Ancora non mi sono espresso sulla morte di Paolo Villaggio.

E’ ormai passato un mese e gli animi non si sono raffreddati, dimostrando la vitalità del repertorio lasciato da questo gigante della comicità italiana.

Mi vorrei concentrare su un parallelismo che è stato fatto tra i personaggi di Gogol e l’italiano medio perennemente sconfitto che viene impersonato dal ragionier Fantozzi. Villaggio stesso afferma di aver letto molti russi in gioventù, e di aver sentito quasi un rapporto di parentela con Dostoevskij. Il parallelismo con Gogol è stato sancito dal conferimento a Villaggio del premio omonimo.

Non sono completamente d’accordo sulla somiglianza di attitudine dei due, almeno nei confronti della percezione di sé e della vita.

Devo dire che a differenza del cinico professor Kanz ho trovato il personaggio Fantozzi assai poco credibile, ma bisogna onestamente ammettere che la credibilità non era il suo primo obiettivo.

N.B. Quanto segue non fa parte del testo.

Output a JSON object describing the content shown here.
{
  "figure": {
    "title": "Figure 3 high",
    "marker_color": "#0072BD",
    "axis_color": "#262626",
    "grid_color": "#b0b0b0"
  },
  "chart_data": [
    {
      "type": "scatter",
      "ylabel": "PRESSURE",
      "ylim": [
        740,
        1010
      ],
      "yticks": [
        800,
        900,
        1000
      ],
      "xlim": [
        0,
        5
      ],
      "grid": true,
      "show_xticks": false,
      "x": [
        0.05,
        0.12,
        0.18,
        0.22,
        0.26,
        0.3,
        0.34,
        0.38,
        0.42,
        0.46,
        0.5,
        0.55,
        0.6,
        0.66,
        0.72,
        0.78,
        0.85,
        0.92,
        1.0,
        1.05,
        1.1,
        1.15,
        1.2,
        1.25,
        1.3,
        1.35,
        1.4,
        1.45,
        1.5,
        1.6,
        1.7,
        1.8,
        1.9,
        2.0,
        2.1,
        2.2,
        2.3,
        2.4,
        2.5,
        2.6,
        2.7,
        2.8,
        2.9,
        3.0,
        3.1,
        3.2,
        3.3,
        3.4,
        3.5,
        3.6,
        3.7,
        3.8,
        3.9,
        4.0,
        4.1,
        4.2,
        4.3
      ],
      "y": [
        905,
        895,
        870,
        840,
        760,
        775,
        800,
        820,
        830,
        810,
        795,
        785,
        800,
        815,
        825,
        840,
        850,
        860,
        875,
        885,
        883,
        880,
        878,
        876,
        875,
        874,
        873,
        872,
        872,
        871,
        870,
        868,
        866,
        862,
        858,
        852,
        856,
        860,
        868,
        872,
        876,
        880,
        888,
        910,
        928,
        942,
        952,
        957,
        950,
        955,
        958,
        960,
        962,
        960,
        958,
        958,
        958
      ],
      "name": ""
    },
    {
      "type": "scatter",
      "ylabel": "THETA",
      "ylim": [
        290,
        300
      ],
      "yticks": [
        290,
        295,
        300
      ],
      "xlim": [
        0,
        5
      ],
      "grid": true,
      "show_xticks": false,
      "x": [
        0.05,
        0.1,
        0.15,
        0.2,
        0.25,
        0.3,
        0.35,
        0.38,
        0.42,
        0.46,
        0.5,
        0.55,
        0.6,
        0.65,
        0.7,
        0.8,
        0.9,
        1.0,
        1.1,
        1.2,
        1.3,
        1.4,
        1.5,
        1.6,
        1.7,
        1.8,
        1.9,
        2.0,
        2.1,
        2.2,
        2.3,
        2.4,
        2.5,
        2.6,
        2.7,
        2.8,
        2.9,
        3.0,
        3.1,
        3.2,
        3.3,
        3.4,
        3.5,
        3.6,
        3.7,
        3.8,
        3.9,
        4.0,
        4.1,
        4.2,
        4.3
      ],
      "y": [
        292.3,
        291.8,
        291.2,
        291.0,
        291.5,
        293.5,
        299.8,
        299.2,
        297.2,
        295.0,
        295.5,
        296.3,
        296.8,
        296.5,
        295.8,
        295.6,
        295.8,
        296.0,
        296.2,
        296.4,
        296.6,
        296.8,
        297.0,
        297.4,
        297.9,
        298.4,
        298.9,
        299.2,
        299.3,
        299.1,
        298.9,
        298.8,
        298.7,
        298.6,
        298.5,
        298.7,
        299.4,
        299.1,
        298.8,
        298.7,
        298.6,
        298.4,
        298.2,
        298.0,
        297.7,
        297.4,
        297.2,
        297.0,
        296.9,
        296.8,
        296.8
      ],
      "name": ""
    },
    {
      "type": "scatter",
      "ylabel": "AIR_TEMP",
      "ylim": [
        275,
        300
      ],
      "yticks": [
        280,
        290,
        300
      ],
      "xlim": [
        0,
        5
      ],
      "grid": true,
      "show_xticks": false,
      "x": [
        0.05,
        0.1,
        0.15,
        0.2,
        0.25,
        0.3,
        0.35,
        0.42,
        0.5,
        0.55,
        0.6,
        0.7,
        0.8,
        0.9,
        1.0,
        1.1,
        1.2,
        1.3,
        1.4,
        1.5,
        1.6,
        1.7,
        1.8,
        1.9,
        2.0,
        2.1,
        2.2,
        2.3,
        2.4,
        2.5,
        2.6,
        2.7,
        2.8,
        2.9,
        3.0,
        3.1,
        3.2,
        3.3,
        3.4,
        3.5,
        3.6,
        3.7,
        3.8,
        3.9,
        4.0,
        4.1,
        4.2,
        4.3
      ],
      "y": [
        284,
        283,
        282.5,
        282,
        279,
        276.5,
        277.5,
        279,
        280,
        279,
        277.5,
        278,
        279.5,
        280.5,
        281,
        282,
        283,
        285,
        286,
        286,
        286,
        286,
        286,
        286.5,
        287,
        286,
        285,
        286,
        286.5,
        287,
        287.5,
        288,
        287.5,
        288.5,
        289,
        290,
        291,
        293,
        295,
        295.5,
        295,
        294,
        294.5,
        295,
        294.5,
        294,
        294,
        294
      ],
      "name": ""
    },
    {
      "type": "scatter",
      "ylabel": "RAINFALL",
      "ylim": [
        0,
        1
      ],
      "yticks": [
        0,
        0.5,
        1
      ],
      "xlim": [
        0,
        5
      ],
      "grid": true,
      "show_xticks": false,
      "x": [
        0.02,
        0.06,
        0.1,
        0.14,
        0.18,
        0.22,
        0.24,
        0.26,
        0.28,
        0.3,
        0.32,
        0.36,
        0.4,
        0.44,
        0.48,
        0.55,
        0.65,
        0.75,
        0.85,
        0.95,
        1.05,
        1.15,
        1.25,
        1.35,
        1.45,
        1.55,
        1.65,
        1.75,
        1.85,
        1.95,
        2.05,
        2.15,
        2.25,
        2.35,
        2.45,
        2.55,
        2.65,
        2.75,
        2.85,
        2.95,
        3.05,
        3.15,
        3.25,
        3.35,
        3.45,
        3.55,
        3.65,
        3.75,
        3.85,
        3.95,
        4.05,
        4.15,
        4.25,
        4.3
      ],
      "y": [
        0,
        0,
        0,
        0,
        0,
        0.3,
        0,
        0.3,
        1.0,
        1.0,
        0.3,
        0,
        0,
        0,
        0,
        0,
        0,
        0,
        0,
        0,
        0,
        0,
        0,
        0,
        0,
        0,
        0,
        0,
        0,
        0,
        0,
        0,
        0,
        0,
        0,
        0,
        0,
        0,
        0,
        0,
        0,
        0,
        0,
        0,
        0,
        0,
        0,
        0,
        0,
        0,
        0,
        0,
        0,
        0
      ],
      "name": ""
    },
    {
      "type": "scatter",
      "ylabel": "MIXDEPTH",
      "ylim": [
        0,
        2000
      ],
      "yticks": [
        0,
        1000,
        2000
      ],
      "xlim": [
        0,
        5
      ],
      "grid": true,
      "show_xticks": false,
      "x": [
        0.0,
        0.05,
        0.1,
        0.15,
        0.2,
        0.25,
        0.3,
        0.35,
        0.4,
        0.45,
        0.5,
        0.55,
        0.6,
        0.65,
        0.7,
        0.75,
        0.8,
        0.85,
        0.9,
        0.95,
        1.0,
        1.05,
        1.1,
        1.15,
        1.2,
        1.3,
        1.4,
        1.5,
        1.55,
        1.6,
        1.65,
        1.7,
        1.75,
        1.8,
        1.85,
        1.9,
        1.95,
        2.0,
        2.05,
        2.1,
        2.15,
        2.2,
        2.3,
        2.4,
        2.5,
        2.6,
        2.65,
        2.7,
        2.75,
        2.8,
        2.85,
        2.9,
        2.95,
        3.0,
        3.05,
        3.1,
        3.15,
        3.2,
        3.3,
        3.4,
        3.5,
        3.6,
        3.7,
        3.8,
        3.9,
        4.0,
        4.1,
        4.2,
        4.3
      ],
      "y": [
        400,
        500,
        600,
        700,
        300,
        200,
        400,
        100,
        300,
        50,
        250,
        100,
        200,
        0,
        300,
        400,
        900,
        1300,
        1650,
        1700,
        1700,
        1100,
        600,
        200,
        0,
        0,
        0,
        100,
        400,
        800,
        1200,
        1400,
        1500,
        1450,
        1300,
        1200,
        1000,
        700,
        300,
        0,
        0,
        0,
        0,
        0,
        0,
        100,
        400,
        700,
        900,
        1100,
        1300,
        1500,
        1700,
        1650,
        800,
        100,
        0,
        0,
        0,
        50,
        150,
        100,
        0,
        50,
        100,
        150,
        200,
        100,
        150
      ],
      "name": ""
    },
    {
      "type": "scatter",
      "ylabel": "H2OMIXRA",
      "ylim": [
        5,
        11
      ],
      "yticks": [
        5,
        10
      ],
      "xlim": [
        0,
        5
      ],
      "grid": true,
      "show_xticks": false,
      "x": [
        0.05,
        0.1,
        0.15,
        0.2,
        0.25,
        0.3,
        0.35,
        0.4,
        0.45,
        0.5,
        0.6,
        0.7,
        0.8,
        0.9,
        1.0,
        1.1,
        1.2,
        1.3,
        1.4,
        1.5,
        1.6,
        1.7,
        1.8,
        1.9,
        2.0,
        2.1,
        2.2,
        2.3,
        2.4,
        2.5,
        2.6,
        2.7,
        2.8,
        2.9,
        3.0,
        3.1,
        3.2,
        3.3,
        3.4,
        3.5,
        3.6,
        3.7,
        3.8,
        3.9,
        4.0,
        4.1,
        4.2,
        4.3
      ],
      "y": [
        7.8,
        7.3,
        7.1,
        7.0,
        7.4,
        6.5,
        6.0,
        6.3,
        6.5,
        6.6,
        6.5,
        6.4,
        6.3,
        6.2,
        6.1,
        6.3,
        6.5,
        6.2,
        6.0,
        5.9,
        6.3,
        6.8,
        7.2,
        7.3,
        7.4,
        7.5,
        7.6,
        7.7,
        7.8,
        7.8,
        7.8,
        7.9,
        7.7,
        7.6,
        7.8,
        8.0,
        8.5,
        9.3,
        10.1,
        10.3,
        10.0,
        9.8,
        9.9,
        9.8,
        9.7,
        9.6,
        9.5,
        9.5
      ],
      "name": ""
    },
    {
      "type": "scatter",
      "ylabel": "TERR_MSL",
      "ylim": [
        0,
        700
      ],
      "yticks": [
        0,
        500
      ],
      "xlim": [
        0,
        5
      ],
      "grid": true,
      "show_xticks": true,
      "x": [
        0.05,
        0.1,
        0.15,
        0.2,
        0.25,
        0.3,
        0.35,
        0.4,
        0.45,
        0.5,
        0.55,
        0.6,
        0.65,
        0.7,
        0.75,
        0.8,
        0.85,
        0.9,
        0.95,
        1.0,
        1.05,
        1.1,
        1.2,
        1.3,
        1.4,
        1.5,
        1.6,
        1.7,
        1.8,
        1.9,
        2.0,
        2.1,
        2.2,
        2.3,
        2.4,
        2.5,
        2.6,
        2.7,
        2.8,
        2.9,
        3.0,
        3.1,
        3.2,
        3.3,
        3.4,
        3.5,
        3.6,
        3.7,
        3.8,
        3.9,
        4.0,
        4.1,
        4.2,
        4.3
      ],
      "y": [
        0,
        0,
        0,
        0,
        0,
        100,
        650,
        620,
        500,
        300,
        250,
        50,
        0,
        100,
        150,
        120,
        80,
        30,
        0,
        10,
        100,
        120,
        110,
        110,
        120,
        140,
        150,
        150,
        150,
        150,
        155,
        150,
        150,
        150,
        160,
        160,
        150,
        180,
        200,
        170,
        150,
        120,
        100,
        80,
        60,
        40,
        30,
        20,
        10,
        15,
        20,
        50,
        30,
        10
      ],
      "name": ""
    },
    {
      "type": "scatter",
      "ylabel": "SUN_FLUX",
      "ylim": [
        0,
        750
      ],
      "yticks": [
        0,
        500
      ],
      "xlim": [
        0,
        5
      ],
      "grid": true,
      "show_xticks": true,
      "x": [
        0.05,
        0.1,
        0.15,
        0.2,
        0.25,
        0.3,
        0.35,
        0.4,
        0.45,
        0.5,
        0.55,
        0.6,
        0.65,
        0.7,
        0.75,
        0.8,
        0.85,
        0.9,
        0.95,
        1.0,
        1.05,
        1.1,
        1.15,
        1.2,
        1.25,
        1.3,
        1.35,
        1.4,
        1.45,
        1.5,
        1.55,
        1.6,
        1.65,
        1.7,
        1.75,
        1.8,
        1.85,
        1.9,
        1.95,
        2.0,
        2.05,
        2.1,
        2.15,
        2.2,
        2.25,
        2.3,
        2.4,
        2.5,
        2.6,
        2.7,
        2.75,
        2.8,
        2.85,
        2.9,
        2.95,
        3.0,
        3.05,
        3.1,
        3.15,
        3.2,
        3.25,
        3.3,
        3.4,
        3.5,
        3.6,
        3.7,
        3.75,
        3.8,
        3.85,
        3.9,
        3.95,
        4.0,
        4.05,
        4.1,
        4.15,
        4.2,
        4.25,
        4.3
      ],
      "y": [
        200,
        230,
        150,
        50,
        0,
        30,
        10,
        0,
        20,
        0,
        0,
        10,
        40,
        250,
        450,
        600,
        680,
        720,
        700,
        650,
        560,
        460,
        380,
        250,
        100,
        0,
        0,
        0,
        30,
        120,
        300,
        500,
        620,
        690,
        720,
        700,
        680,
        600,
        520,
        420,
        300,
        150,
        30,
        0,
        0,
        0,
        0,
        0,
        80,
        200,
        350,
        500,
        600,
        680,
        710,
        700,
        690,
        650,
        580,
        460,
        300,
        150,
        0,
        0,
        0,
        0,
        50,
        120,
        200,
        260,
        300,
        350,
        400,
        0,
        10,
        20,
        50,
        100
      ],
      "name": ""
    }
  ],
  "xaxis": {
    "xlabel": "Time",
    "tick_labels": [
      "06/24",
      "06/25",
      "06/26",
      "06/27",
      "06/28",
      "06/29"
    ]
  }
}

In un’intervista seguita al conferimento del premio Gogol (reperibile qui), Villaggio dice:

La figura del sottomesso è una figura storica. In ogni cultura c’è sempre la distinzione tra il padroni e i sottomessi. […]Fantozzi e Akakievich appartengono alla stessa schiera degli umiliati.

Akakievič Bašmačkin ne “Il cappotto” sarà anche un sottomesso, ma umiliato lo è solo in una certa misura. Il suo fantasma dopo morto si vendica, quantomeno, dell’umiliazione subita attraverso il furto del cappotto. Il riscatto che ne deriva, anche se irrealistico, lascia comunque nell’uditorio gogoliano la stessa catarsi di “Delitto e castigo”. Nella scena della confessione, ovviamente, e con abiti letterari diversi.

Fantozzi invece una rivalsa non ce l’ha mai. E’ segno, certo, della volontà di amareggiare col riso così caratteristica di Villaggio.

Mi ricordo dell’Avaro di Molière del nostro Piccolo Teatro di Milano nel 1996, dove Strehler confessò chiaramente di aver scritto la parte di Harpagon appositamente per lui (sceneggiatura eccelsa di Strehler e di Patrizia Valduga). Molière dissacra con convinzione intima, e l’avaro è destinato alla sconfitta su tutti i fronti.

La sconfitta è più propria di Fantozzi: oltre che sottomesso si presenta innegabilmente umiliato e vittimista. O meglio, autocompiaciuto per la propria sconfitta. Anni luce lontano dai personaggi umiliati di Gogol.

Questo dà al ragioniere un velo di amarezza sconfinata.